Dal punto di vista lessicale, a Livorno, per esempio, troviamo insegne con la dicitura "misticheria" (che indica un negozio che vende colori); oppure si considerino i termini della gastronomia che sono legati alle diverse realtà regionali; da un punto di vista strutturale: al nord (indicativamente sopra la cosiddetta linea La Spezia - Rimini ndr.) nella declinazione dei verbi non si adopera quasi mai il tempo passato remoto a favore del passato prossimo, mentre al sud avviene esattamente il contrario; ancora, al sud è frequente l'uso dei verbi stare e tenere come sostitutivi di essere e avere.
Questi sì sono i veri dialetti italiani, che rappresentano il diverso modo di parlare l'italiano, e che nascono praticamente dall'unità d'Italia ad oggi, considerato che nel 1861, solo l'1,5% della popolazione parlava l'italiano. L'italiano all'epoca era una lingua scritta, che nessuno parlava, tanto è vero che anche coloro che lo scrivevano, parlavano poi quotidianamente nell'idioma regionale."

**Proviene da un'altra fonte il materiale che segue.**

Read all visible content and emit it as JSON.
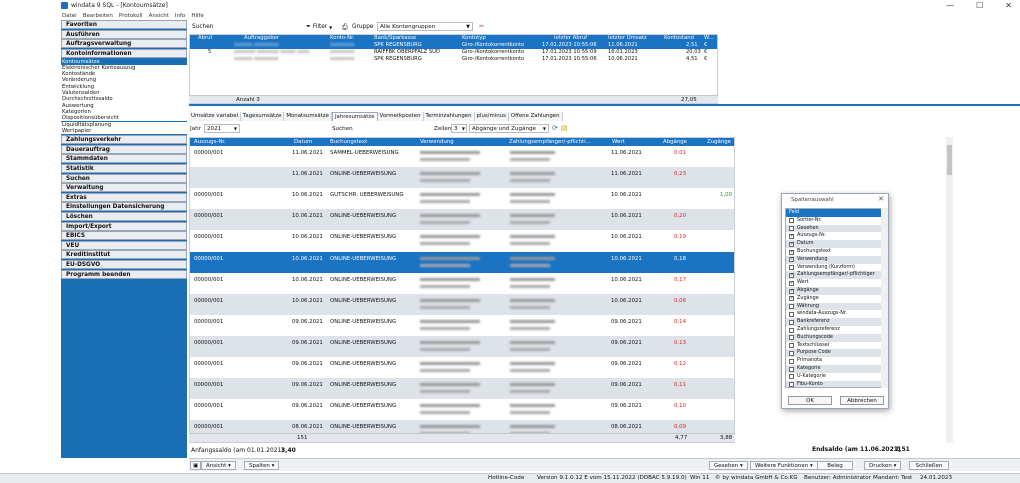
{
  "window": {
    "title": "windata 9 SQL - [Kontoumsätze]",
    "controls": [
      "—",
      "☐",
      "✕"
    ]
  },
  "menu": [
    "Datei",
    "Bearbeiten",
    "Protokoll",
    "Ansicht",
    "Info",
    "Hilfe"
  ],
  "sidebar": {
    "top_heads": [
      "Favoriten",
      "Ausführen",
      "Auftragsverwaltung",
      "Kontoinformationen"
    ],
    "sub_items": [
      "Kontoumsätze",
      "Elektronischer Kontoauszug",
      "Kontostände",
      "Veränderung",
      "Entwicklung",
      "Valutensalden",
      "Durchschnittssaldo",
      "Auswertung",
      "Kategorien",
      "Dispositionsübersicht",
      "Liquiditätsplanung",
      "Wertpapier"
    ],
    "bottom_heads": [
      "Zahlungsverkehr",
      "Dauerauftrag",
      "Stammdaten",
      "Statistik",
      "Suchen",
      "Verwaltung",
      "Extras",
      "Einstellungen Datensicherung",
      "Löschen",
      "Import/Export",
      "EBICS",
      "VEU",
      "Kreditinstitut",
      "EU-DSGVO",
      "Programm beenden"
    ]
  },
  "accounts": {
    "search_label": "Suchen",
    "filter_label": "Filter",
    "group_label": "Gruppe",
    "group_value": "Alle Kontengruppen",
    "columns": [
      "Abruf",
      "Auftraggeber",
      "Konto-Nr.",
      "Bank/Sparkasse",
      "Kontotyp",
      "letzter Abruf",
      "letzter Umsatz",
      "Kontostand",
      "W..."
    ],
    "rows": [
      {
        "abruf": "",
        "auftraggeber": "xxxxxx xxxxxxxx",
        "konto": "xxxxxxxx",
        "bank": "SPK REGENSBURG",
        "typ": "Giro-/Kontokorrentkonto",
        "abruf_date": "17.01.2023 10:55:06",
        "umsatz": "11.06.2021",
        "stand": "2,51",
        "w": "€"
      },
      {
        "abruf": "5",
        "auftraggeber": "xxxxxxx xxxxxxx xxxxx xxxx",
        "konto": "xxxxxxxx",
        "bank": "RAIFFBK OBERPFALZ SÜD",
        "typ": "Giro-/Kontokorrentkonto",
        "abruf_date": "17.01.2023 10:55:09",
        "umsatz": "16.01.2023",
        "stand": "20,03",
        "w": "€"
      },
      {
        "abruf": "",
        "auftraggeber": "xxxxxx xxxxxxxx",
        "konto": "xxxxxxxx",
        "bank": "SPK REGENSBURG",
        "typ": "Giro-/Kontokorrentkonto",
        "abruf_date": "17.01.2023 10:55:06",
        "umsatz": "10.06.2021",
        "stand": "4,51",
        "w": "€"
      }
    ],
    "footer_count": "Anzahl 3",
    "footer_total": "27,05"
  },
  "tabs": [
    "Umsätze variabel",
    "Tagesumsätze",
    "Monatsumsätze",
    "Jahresumsätze",
    "Vormerkposten",
    "Terminzahlungen",
    "plus/minus",
    "Offene Zahlungen"
  ],
  "controls": {
    "jahr_label": "Jahr",
    "jahr_value": "2021",
    "suchen_label": "Suchen",
    "zeilen_label": "Zeilen",
    "zeilen_value": "3",
    "art_value": "Abgänge und Zugänge"
  },
  "transactions": {
    "columns": [
      "Auszugs-Nr.",
      "Datum",
      "Buchungstext",
      "Verwendung",
      "Zahlungsempfänger/-pflichti...",
      "Wert",
      "Abgänge",
      "Zugänge"
    ],
    "rows": [
      {
        "nr": "00000/001",
        "datum": "11.06.2021",
        "text": "SAMMEL-UEBERWEISUNG",
        "wert": "11.06.2021",
        "ab": "0,01",
        "zu": ""
      },
      {
        "nr": "",
        "datum": "11.06.2021",
        "text": "ONLINE-UEBERWEISUNG",
        "wert": "11.06.2021",
        "ab": "0,23",
        "zu": ""
      },
      {
        "nr": "00000/001",
        "datum": "10.06.2021",
        "text": "GUTSCHR. UEBERWEISUNG",
        "wert": "10.06.2021",
        "ab": "",
        "zu": "1,00"
      },
      {
        "nr": "00000/001",
        "datum": "10.06.2021",
        "text": "ONLINE-UEBERWEISUNG",
        "wert": "10.06.2021",
        "ab": "0,20",
        "zu": ""
      },
      {
        "nr": "00000/001",
        "datum": "10.06.2021",
        "text": "ONLINE-UEBERWEISUNG",
        "wert": "10.06.2021",
        "ab": "0,19",
        "zu": ""
      },
      {
        "nr": "00000/001",
        "datum": "10.06.2021",
        "text": "ONLINE-UEBERWEISUNG",
        "wert": "10.06.2021",
        "ab": "0,18",
        "zu": ""
      },
      {
        "nr": "00000/001",
        "datum": "10.06.2021",
        "text": "ONLINE-UEBERWEISUNG",
        "wert": "10.06.2021",
        "ab": "0,17",
        "zu": ""
      },
      {
        "nr": "00000/001",
        "datum": "10.06.2021",
        "text": "ONLINE-UEBERWEISUNG",
        "wert": "10.06.2021",
        "ab": "0,06",
        "zu": ""
      },
      {
        "nr": "00000/001",
        "datum": "09.06.2021",
        "text": "ONLINE-UEBERWEISUNG",
        "wert": "09.06.2021",
        "ab": "0,14",
        "zu": ""
      },
      {
        "nr": "00000/001",
        "datum": "09.06.2021",
        "text": "ONLINE-UEBERWEISUNG",
        "wert": "09.06.2021",
        "ab": "0,13",
        "zu": ""
      },
      {
        "nr": "00000/001",
        "datum": "09.06.2021",
        "text": "ONLINE-UEBERWEISUNG",
        "wert": "09.06.2021",
        "ab": "0,12",
        "zu": ""
      },
      {
        "nr": "00000/001",
        "datum": "09.06.2021",
        "text": "ONLINE-UEBERWEISUNG",
        "wert": "09.06.2021",
        "ab": "0,11",
        "zu": ""
      },
      {
        "nr": "00000/001",
        "datum": "09.06.2021",
        "text": "ONLINE-UEBERWEISUNG",
        "wert": "09.06.2021",
        "ab": "0,10",
        "zu": ""
      },
      {
        "nr": "00000/001",
        "datum": "08.06.2021",
        "text": "ONLINE-UEBERWEISUNG",
        "wert": "08.06.2021",
        "ab": "0,09",
        "zu": ""
      }
    ],
    "footer_count": "151",
    "footer_ab": "4,77",
    "footer_zu": "3,88"
  },
  "balances": {
    "anfang_label": "Anfangssaldo (am 01.01.2021)",
    "anfang_value": "3,40",
    "end_label": "Endsaldo (am 11.06.2021)",
    "end_value": "2,51"
  },
  "toolbar": {
    "ansicht": "Ansicht",
    "spalten": "Spalten",
    "gesehen": "Gesehen",
    "weitere": "Weitere Funktionen",
    "beleg": "Beleg",
    "drucken": "Drucken",
    "schliessen": "Schließen"
  },
  "status": {
    "hotline": "Hotline-Code",
    "version": "Version 9.1.0.12 E vom 15.11.2022 (DDBAC 5.9.19.0)",
    "os": "Win 11",
    "copyright": "© by windata GmbH & Co.KG",
    "user": "Benutzer: Administrator",
    "mandant": "Mandant: Test",
    "date": "24.01.2023"
  },
  "chooser": {
    "title": "Spaltenauswahl",
    "header": "Feld",
    "items": [
      {
        "label": "Sortier-Nr.",
        "checked": false
      },
      {
        "label": "Gesehen",
        "checked": false
      },
      {
        "label": "Auszugs-Nr.",
        "checked": true
      },
      {
        "label": "Datum",
        "checked": true
      },
      {
        "label": "Buchungstext",
        "checked": true
      },
      {
        "label": "Verwendung",
        "checked": true
      },
      {
        "label": "Verwendung (Kurzform)",
        "checked": false
      },
      {
        "label": "Zahlungsempfänger/-pflichtiger",
        "checked": true
      },
      {
        "label": "Wert",
        "checked": true
      },
      {
        "label": "Abgänge",
        "checked": true
      },
      {
        "label": "Zugänge",
        "checked": true
      },
      {
        "label": "Währung",
        "checked": false
      },
      {
        "label": "windata-Auszugs-Nr.",
        "checked": false
      },
      {
        "label": "Bankreferenz",
        "checked": false
      },
      {
        "label": "Zahlungsreferenz",
        "checked": false
      },
      {
        "label": "Buchungscode",
        "checked": false
      },
      {
        "label": "Textschlüssel",
        "checked": false
      },
      {
        "label": "Purpose Code",
        "checked": false
      },
      {
        "label": "Primanota",
        "checked": false
      },
      {
        "label": "Kategorie",
        "checked": false
      },
      {
        "label": "U-Kategorie",
        "checked": false
      },
      {
        "label": "Fibu-Konto",
        "checked": false
      }
    ],
    "ok": "OK",
    "cancel": "Abbrechen"
  },
  "colors": {
    "accent": "#1b73c4",
    "negative": "#d22222",
    "positive": "#1a9c1a",
    "alt_row": "#dde3e9"
  }
}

"Tutti gli idiomi in partenza hanno la stessa dignità. Se noi cominciamo a dire che uno vale più di un altro siamo veramente dei razzisti perché non c'è niente di peggio che fare classifiche tra culture per essere dei razzisti.
Come faccio a dire che la mia cultura vale di più della tua, quando una cultura è l'espressione di un modo di vivere (in un determinato contesto ambientale), di un'eredità, di sentimenti, di una visione del mondo che è sua particolare. Come si può allora dire che una valga più di un'altra. È una pretesa assurda!"

"Ci fu una polemica anni fa sul Corriere della Sera suscitata dal professore di estetica Gillo Dorfles, il quale sostanzialmente pretendeva che non si potesse scrivere Poesia nella propria lingua, se prima questa non avesse ricevuto la "patente di lingua ufficiale": ma dove è mai scritto questo?
Come si può accedere a una teoria del genere!
E purtroppo anche la Chiesa Cattolica si è messa in quella direzione: infatti se il Concilio Vaticano II ha consentito l'ammissione delle lingue volgari alla liturgia, queste però devono essere quelle riconosciute dagli Stati; come se il Padre Eterno potesse valutare delle patenti del genere.
Tra l'altro a me pare un atteggiamento di palese contraddizione in quanto proprio il Vangelo è un'opera veramente dialettale, nel senso che si può esprimere in tutte le più piccole lingue del mondo, tenuto conto che nasce dalla necessità di portare a tutti la buona novella, in particolare alla povera gente."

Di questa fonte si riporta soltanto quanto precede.